On June 12th, Hugging Face submitted a response to the U.S. Department of Commerce's NTIA request for information on AI accountability. The company emphasized that documentation and transparency norms are crucial driving accountability, and that tackling the challenges of rapidly evolving AI requires input from a wide range of stakeholders.

Hugging Face stated that its mission is to democratize good machine learning, making systems not only easier to develop and deploy, but also easier to understand and critique. To that end, it has invested in education, documentation, community guidelines, and low-code tools that allow people with all technical backgrounds to analyze datasets and models.
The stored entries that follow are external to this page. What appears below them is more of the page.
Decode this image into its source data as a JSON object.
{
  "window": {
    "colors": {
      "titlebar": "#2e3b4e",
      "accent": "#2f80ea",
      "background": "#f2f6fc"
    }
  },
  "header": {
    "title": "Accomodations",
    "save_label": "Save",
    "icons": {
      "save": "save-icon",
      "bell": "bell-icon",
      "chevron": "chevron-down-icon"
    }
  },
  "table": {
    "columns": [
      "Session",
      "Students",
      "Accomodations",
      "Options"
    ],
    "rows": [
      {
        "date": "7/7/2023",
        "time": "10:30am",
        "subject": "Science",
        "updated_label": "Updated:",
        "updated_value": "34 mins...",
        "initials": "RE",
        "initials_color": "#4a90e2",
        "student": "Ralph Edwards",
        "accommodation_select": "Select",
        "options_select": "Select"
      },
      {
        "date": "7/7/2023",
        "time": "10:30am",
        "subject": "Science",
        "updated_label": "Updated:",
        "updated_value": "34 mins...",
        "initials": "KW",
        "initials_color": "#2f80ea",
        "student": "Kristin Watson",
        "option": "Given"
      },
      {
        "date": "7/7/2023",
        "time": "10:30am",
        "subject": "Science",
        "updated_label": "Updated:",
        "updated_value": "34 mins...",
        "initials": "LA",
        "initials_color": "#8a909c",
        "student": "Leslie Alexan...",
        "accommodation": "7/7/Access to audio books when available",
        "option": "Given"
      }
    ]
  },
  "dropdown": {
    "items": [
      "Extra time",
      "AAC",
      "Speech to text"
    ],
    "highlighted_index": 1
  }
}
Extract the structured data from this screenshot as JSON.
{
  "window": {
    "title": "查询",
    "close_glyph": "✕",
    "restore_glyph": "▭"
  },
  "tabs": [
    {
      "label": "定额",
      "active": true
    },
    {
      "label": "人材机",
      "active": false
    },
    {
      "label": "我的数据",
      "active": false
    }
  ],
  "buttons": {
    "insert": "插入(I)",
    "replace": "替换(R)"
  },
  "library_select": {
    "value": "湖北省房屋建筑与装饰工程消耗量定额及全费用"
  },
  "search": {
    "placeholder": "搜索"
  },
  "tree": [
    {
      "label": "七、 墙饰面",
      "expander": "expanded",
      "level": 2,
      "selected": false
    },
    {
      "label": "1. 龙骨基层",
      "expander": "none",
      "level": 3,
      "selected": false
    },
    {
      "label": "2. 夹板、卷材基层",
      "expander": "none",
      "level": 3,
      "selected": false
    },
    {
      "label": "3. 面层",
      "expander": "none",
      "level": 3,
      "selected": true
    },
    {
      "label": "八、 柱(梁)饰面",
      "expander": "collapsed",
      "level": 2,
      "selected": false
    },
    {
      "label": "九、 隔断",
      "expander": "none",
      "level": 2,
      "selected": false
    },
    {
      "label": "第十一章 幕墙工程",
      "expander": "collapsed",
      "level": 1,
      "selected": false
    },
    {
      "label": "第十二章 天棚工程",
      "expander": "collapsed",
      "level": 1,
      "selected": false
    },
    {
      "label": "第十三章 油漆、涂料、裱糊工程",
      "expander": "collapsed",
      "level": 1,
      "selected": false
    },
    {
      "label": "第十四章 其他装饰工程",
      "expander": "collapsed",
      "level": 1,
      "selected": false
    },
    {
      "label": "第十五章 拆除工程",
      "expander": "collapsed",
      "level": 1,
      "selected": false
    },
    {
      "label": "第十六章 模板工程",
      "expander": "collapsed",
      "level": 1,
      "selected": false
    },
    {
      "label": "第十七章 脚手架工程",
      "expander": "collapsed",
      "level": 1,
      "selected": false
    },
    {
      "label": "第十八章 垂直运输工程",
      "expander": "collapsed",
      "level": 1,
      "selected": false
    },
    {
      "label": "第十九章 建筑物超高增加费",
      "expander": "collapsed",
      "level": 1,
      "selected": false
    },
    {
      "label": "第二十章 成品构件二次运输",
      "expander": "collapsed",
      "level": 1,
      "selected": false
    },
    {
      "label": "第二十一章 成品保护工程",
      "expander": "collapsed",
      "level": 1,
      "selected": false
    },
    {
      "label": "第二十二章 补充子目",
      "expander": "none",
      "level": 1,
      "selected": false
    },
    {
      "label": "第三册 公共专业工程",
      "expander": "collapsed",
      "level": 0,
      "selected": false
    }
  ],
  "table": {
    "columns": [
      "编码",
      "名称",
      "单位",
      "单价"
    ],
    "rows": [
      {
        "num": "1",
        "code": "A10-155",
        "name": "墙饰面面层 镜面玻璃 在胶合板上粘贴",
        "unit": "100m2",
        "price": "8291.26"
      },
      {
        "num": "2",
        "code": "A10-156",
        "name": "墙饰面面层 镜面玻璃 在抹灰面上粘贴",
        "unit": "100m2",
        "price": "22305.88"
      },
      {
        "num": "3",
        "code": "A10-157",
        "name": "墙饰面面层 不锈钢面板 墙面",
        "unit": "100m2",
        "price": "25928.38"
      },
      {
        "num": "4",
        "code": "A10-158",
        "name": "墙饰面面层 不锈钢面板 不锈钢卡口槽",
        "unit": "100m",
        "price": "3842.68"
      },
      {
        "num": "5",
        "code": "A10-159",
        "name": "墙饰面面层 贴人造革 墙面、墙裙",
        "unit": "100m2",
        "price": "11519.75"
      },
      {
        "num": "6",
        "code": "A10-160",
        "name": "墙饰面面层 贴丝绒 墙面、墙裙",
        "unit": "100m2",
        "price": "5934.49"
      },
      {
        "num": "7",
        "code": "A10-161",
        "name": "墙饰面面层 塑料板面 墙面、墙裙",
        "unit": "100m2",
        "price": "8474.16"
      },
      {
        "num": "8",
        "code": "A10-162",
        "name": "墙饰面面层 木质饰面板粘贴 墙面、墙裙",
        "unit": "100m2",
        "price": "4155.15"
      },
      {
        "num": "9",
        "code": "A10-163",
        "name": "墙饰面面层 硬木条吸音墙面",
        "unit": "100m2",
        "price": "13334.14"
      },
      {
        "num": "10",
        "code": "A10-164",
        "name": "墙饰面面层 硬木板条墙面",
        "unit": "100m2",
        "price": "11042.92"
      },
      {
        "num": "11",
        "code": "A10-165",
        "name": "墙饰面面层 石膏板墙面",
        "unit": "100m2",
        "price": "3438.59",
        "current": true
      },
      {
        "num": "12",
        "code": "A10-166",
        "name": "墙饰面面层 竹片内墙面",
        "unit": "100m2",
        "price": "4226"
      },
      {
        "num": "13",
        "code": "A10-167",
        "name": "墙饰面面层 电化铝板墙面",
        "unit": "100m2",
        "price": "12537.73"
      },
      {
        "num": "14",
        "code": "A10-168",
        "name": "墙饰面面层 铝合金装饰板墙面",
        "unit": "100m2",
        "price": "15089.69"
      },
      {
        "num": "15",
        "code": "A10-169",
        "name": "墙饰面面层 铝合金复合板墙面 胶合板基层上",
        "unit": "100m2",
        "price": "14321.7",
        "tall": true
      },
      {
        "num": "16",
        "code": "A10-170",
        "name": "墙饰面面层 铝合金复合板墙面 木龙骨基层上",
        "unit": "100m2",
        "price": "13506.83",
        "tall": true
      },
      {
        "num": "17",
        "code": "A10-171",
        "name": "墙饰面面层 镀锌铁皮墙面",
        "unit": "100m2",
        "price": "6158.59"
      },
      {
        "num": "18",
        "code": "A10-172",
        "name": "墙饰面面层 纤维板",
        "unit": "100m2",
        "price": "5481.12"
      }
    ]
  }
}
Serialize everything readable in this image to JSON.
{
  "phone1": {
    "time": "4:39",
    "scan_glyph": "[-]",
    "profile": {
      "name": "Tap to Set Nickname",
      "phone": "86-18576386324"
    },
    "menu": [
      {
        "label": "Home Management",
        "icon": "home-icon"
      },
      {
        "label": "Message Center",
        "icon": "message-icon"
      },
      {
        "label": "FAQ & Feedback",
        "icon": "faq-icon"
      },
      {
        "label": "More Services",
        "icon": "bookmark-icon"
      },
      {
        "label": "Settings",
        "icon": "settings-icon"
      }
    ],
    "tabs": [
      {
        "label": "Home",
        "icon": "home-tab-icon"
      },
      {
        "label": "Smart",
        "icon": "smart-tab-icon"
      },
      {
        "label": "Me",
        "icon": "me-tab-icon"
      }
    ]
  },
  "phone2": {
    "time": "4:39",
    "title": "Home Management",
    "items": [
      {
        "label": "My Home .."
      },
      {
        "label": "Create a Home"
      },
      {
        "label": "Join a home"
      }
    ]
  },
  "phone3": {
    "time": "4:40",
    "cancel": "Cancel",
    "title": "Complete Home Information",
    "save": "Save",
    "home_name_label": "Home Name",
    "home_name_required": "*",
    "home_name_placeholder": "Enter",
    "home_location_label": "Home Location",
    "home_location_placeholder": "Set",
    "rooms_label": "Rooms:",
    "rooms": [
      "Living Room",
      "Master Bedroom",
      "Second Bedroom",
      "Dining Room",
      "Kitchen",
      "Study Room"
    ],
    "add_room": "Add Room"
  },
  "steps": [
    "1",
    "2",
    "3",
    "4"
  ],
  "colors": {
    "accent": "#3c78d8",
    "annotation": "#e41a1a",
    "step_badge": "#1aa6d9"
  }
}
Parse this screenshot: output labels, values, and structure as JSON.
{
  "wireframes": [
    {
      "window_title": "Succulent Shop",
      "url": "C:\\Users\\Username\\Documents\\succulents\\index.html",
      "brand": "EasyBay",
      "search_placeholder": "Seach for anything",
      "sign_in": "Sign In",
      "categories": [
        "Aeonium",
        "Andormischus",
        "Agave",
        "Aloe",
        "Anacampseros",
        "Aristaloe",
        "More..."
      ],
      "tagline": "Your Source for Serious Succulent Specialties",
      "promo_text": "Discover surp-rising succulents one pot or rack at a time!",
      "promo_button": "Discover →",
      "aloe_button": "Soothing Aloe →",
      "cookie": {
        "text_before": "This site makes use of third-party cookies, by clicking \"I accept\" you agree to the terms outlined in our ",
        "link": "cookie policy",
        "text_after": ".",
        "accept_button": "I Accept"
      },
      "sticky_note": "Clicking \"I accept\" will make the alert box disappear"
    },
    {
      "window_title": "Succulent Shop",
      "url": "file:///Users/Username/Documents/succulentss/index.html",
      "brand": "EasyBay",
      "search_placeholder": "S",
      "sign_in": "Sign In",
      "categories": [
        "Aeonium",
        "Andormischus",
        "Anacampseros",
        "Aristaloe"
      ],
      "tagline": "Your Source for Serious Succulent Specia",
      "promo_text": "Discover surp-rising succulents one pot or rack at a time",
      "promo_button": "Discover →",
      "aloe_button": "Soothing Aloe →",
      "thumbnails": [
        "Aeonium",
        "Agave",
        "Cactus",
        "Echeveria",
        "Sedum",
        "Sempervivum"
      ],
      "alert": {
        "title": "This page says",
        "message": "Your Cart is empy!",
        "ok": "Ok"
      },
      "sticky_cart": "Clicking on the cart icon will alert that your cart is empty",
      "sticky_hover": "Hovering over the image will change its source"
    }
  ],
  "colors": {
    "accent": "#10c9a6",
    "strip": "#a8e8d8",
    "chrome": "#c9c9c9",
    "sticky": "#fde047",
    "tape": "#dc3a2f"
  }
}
The company made three key recommendations for accountability mechanisms:

  • Focus on all stages of ML development, because societal impact depends on choices made throughout the pipeline, not just at deployment. Late-stage assessments risk incentivizing surface-level fixes that ignore deeper issues.
  • Combine internal requirements with external access. Good documentation shapes responsible development, but external verification is needed to ensure claims are accurate and to empower stakeholders outside the development chain.
  • Invite participation from the broadest possible set of contributors, including developers, researchers, advocacy organizations, policymakers, and journalists. No single entity can fully understand the transformative impact of rapid AI adoption.

Hugging Face argued that prioritizing transparency in both ML artifacts and assessment outcomes is essential to meeting these goals. The company's full response is available in a linked PDF.